One of the advantages for libraries like Dask is that in the world of "many core" architecture, you incur less overhead than spark especially if you want to schedule large work on a single large machine in the cloud. This in turn enables you to transition a single workload from single machine to multi machine in a more seamless fashion.
The fact that Dask also has high level collections which it knows how to parallelize is also interesting. For workloads which are more related to nd-arrays, matrices and scientific computing, my understanding is that is is more efficient than Spark.
The integration with your ecosystem is also important. If you have to ingest from the (Java) big data ecosystem for instance, Spark has had a lot of work put in its integration with it, it just works for the most part.
We're super excited by the overall project at Graphistry, and hadn't realized there was a ray-on-pandas component! The first line w/ GPU count is intriguing given what we do :) Super excited to try it on our pandas code.
For node/data hackers: Our team is trying to bring the full & accelerated pydata world to JavaScript. We started with Arrow columnar data bindings (https://github.com/apache/arrow/tree/master/js). Next stop is Plasma bindings in node for zero-copy node<>pydata interop. That enables nearly-free calls from node web etc. apps to accelerated pandas-on-ray. If others are interested in contributing, let me/us know!
I've found splitting the dataframe, and using multiprocessing module with `apply` to compute chunks of data to be quite efficient. One can use `group_by` method for that, or just slice the dataframe.
For example:
concurrency = 4 # Num of cores
pool = multiprocessing.Pool(processes=concurrency)

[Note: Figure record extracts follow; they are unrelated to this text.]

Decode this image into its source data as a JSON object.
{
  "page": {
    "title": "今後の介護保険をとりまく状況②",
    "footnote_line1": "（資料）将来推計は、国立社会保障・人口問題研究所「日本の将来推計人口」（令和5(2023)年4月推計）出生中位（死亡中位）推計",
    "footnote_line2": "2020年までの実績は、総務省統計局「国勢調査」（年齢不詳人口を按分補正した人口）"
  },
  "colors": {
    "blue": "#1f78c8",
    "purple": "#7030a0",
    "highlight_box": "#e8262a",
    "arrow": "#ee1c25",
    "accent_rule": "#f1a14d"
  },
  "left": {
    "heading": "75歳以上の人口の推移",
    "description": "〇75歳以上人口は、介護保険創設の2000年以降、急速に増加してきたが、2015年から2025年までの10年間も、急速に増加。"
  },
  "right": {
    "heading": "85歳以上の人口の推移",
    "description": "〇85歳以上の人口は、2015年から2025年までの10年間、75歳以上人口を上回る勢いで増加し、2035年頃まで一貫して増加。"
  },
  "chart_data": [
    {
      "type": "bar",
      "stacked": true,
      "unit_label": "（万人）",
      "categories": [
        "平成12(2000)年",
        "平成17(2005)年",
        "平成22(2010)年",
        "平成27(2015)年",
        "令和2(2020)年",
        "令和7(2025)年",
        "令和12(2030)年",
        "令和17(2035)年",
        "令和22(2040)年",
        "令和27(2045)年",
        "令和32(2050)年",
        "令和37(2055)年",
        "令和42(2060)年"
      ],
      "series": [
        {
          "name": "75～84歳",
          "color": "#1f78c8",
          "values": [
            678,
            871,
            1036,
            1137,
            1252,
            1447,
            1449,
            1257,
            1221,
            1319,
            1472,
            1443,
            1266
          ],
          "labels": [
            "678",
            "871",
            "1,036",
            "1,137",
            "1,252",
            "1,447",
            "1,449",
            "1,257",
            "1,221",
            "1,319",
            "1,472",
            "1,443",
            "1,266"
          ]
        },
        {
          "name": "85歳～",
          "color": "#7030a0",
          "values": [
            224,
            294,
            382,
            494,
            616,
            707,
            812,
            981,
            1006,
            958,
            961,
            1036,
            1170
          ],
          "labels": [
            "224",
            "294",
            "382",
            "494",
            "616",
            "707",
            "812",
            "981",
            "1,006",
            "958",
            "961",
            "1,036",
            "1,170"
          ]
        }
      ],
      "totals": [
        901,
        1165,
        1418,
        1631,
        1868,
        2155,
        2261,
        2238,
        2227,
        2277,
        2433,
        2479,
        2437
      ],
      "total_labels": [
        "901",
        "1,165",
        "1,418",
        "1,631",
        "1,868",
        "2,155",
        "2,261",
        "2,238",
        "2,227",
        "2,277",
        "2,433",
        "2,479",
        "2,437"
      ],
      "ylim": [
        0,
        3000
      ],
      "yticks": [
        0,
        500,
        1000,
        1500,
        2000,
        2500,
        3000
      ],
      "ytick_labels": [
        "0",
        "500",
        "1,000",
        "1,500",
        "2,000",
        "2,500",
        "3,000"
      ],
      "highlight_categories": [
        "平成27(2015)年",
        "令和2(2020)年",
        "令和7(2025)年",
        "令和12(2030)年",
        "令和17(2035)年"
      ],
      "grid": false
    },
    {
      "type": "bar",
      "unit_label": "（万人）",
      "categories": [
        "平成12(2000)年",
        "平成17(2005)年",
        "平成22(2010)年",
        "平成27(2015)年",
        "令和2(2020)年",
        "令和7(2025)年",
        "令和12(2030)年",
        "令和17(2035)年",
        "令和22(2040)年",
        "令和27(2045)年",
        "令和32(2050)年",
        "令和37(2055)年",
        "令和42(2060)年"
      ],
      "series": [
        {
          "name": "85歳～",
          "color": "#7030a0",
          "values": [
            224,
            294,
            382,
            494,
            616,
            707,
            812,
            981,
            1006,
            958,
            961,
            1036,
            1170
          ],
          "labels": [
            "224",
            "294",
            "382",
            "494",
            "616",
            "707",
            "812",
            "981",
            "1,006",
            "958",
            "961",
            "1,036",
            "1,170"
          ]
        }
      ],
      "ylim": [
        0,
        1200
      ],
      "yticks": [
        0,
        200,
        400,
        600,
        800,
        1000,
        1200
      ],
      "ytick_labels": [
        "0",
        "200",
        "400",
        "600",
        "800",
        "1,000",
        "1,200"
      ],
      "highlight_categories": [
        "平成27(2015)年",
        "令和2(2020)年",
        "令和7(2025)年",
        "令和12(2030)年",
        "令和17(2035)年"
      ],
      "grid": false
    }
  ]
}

results = pool.map(fn, df.group(...)) # fn would be a callable for computing on a chunk.
pool.close()
return pd.concat(results)
One of the Pandas on Ray coauthors here: We're planning on releasing another post in the next few weeks discussing the technical details around group-bys. Stay tuned!
https://github.com/ray-project/ray
Unlike Dask, Ray can communicate between processes without serializing and copying data. It uses a shared-memory object store within Apache Arrow:
http://arrow.apache.org/blog/2017/08/08/plasma-in-memory-obj...
Worker processes (scheduled by Ray's computation graph) simply map the required memory region into their address space.